Дождь понемногу редел, и день окрасился желтоватым светом, едва еще заметным, но указывавшим на то, что небо, где-то в невидимых высотах, должно быть, проясняется. Матье огляделся. Леса постепенно возникали из тумана. Пятна снега стали ярче, луга – точно высвобождались из серой пелены.
Матье тихонько взял лошадь под уздцы и, ласково с ней разговаривая, заставил ее тронуться и подойти так, чтобы повозка стала задом к тому краю ямы, где он не наваливал земли. После этого он подпер колеса камнями, приподнял не без опаски задний край парусины и закрепил его сбоку. Сладковатый запах смерти заставил его застыть. Запах был совсем иной, чем в первые дни, когда мухи тысячами вились в воздухе, а вороны нахально усаживались на самый край ямы. Сегодня не было ни мух, ни птиц. Матье только сейчас заметил это. И подумал, что холода, как и должно быть, убили мух, а вот что птиц нет – нехорошо это. Все молчало – и небо, и земля, будто угрожая ему таинственными опасностями. Слышались только удары копыт по рыхлой земле да легкое позвякиванье мундштука о зубы лошади.
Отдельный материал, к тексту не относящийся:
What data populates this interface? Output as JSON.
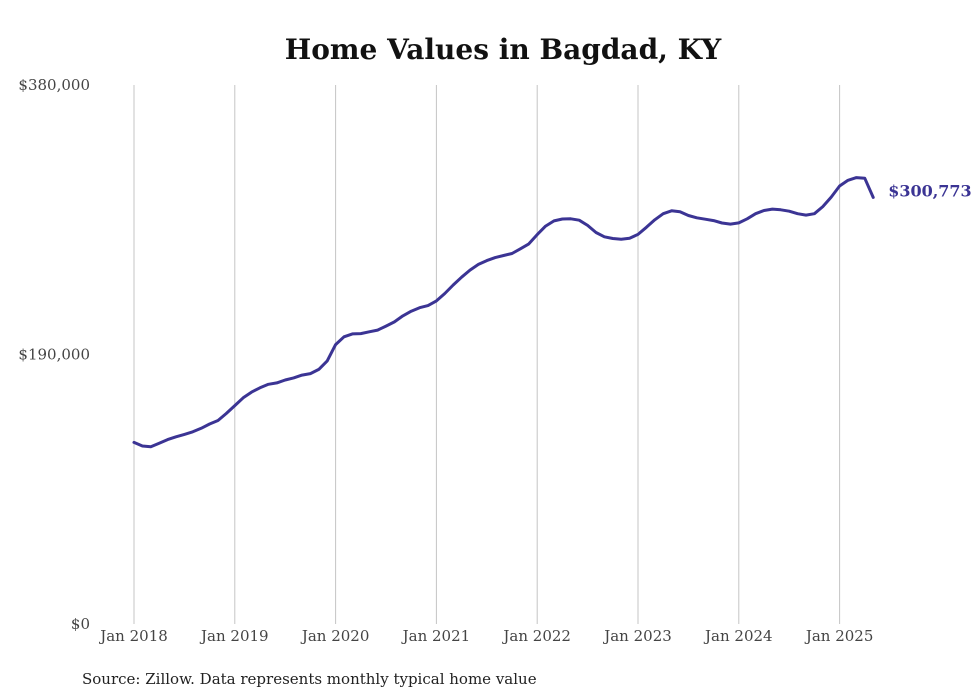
{
  "chart_data": {
    "type": "line",
    "title": "Home Values in Bagdad, KY",
    "xlabel": "",
    "ylabel": "",
    "source": "Source: Zillow. Data represents monthly typical home value",
    "ylim": [
      0,
      380000
    ],
    "y_ticks": [
      {
        "value": 0,
        "label": "$0"
      },
      {
        "value": 190000,
        "label": "$190,000"
      },
      {
        "value": 380000,
        "label": "$380,000"
      }
    ],
    "x_ticks": [
      {
        "value": "2018-01",
        "label": "Jan 2018"
      },
      {
        "value": "2019-01",
        "label": "Jan 2019"
      },
      {
        "value": "2020-01",
        "label": "Jan 2020"
      },
      {
        "value": "2021-01",
        "label": "Jan 2021"
      },
      {
        "value": "2022-01",
        "label": "Jan 2022"
      },
      {
        "value": "2023-01",
        "label": "Jan 2023"
      },
      {
        "value": "2024-01",
        "label": "Jan 2024"
      },
      {
        "value": "2025-01",
        "label": "Jan 2025"
      }
    ],
    "grid": {
      "vertical": true,
      "horizontal": false
    },
    "color": "#3b3494",
    "end_label": "$300,773",
    "series": [
      {
        "points": [
          [
            "2018-01",
            128000
          ],
          [
            "2018-02",
            125500
          ],
          [
            "2018-03",
            125000
          ],
          [
            "2018-04",
            127500
          ],
          [
            "2018-05",
            130000
          ],
          [
            "2018-06",
            132000
          ],
          [
            "2018-07",
            133700
          ],
          [
            "2018-08",
            135500
          ],
          [
            "2018-09",
            138000
          ],
          [
            "2018-10",
            141000
          ],
          [
            "2018-11",
            143500
          ],
          [
            "2018-12",
            148500
          ],
          [
            "2019-01",
            154000
          ],
          [
            "2019-02",
            159500
          ],
          [
            "2019-03",
            163500
          ],
          [
            "2019-04",
            166500
          ],
          [
            "2019-05",
            169000
          ],
          [
            "2019-06",
            170000
          ],
          [
            "2019-07",
            172000
          ],
          [
            "2019-08",
            173500
          ],
          [
            "2019-09",
            175500
          ],
          [
            "2019-10",
            176500
          ],
          [
            "2019-11",
            179500
          ],
          [
            "2019-12",
            185500
          ],
          [
            "2020-01",
            197000
          ],
          [
            "2020-02",
            202500
          ],
          [
            "2020-03",
            204500
          ],
          [
            "2020-04",
            204700
          ],
          [
            "2020-05",
            206000
          ],
          [
            "2020-06",
            207200
          ],
          [
            "2020-07",
            210000
          ],
          [
            "2020-08",
            213000
          ],
          [
            "2020-09",
            217200
          ],
          [
            "2020-10",
            220500
          ],
          [
            "2020-11",
            223000
          ],
          [
            "2020-12",
            224500
          ],
          [
            "2021-01",
            227800
          ],
          [
            "2021-02",
            233000
          ],
          [
            "2021-03",
            239000
          ],
          [
            "2021-04",
            244500
          ],
          [
            "2021-05",
            249500
          ],
          [
            "2021-06",
            253500
          ],
          [
            "2021-07",
            256200
          ],
          [
            "2021-08",
            258300
          ],
          [
            "2021-09",
            259800
          ],
          [
            "2021-10",
            261200
          ],
          [
            "2021-11",
            264500
          ],
          [
            "2021-12",
            268000
          ],
          [
            "2022-01",
            274500
          ],
          [
            "2022-02",
            280500
          ],
          [
            "2022-03",
            284200
          ],
          [
            "2022-04",
            285500
          ],
          [
            "2022-05",
            285700
          ],
          [
            "2022-06",
            284700
          ],
          [
            "2022-07",
            281000
          ],
          [
            "2022-08",
            276000
          ],
          [
            "2022-09",
            273000
          ],
          [
            "2022-10",
            271800
          ],
          [
            "2022-11",
            271300
          ],
          [
            "2022-12",
            272000
          ],
          [
            "2023-01",
            274700
          ],
          [
            "2023-02",
            279700
          ],
          [
            "2023-03",
            285000
          ],
          [
            "2023-04",
            289300
          ],
          [
            "2023-05",
            291300
          ],
          [
            "2023-06",
            290700
          ],
          [
            "2023-07",
            288000
          ],
          [
            "2023-08",
            286400
          ],
          [
            "2023-09",
            285400
          ],
          [
            "2023-10",
            284400
          ],
          [
            "2023-11",
            282700
          ],
          [
            "2023-12",
            281900
          ],
          [
            "2024-01",
            282800
          ],
          [
            "2024-02",
            285700
          ],
          [
            "2024-03",
            289300
          ],
          [
            "2024-04",
            291500
          ],
          [
            "2024-05",
            292500
          ],
          [
            "2024-06",
            292000
          ],
          [
            "2024-07",
            291000
          ],
          [
            "2024-08",
            289300
          ],
          [
            "2024-09",
            288300
          ],
          [
            "2024-10",
            289300
          ],
          [
            "2024-11",
            294300
          ],
          [
            "2024-12",
            301000
          ],
          [
            "2025-01",
            308800
          ],
          [
            "2025-02",
            312800
          ],
          [
            "2025-03",
            314700
          ],
          [
            "2025-04",
            314200
          ],
          [
            "2025-05",
            300773
          ]
        ]
      }
    ]
  }
}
И звуки эти еще больше подчеркивали молчание окружающего мира.
Матье снял шляпу, положил ее на сидение повозки, вернулся и потащил первый труп. Это была женщина. Он определил это по волосам, длинная прядь которых выскользнула в дыру плохо зашитого савана. Он обхватил труп руками и положил у края ямы. Потом вытащил двух детей, совсем легоньких, и еще одного – побольше. Саваны были в чем-то липком, промочившем их насквозь. Запах стал сильнее, и Матье отошел на несколько шагов, чтобы, отвернувшись к лесу, разок-другой глотнуть воздуха.
Иезуита он вытащил шестым. Матье легко узнал его по кресту из черной материи, нашитому на саван. Он был тяжелым. Матье вытянул сначала ноги и нижнюю часть тела, затем подсунул левую руку под бедра, а правую – под плечи. Застылая неподвижность тела облегчала задачу. Трупы напоминали Матье бревна, которые ему так часто приходилось ворочать. Отца Буасси он положил немного в сторонку. Ему пришла мысль подпороть простыню и взглянуть еще раз на лицо священника, но он тут же отказался от этого, вспомнив, что нечем будет ее зашить.
– Я положу вас сверху, святой отец, – сказал он. – И посередке.
Трупов было одиннадцать. Значит, ночью умерло еще шестеро. Должно быть, их перенесли на повозку прямо из бараков – прежде, чем взять умерших из отведенного для них закутка, – так как лежали они в самом низу. Тела еще не успели окоченеть, и Матье труднее было их спускать. Он обливался потом. И делал свое дело, стиснув зубы, стараясь удержать перед глазами взгляд священника, снова и снова повторяя про себя слова, которые тот говорил о смерти и о мире ином, куда она открывает двери.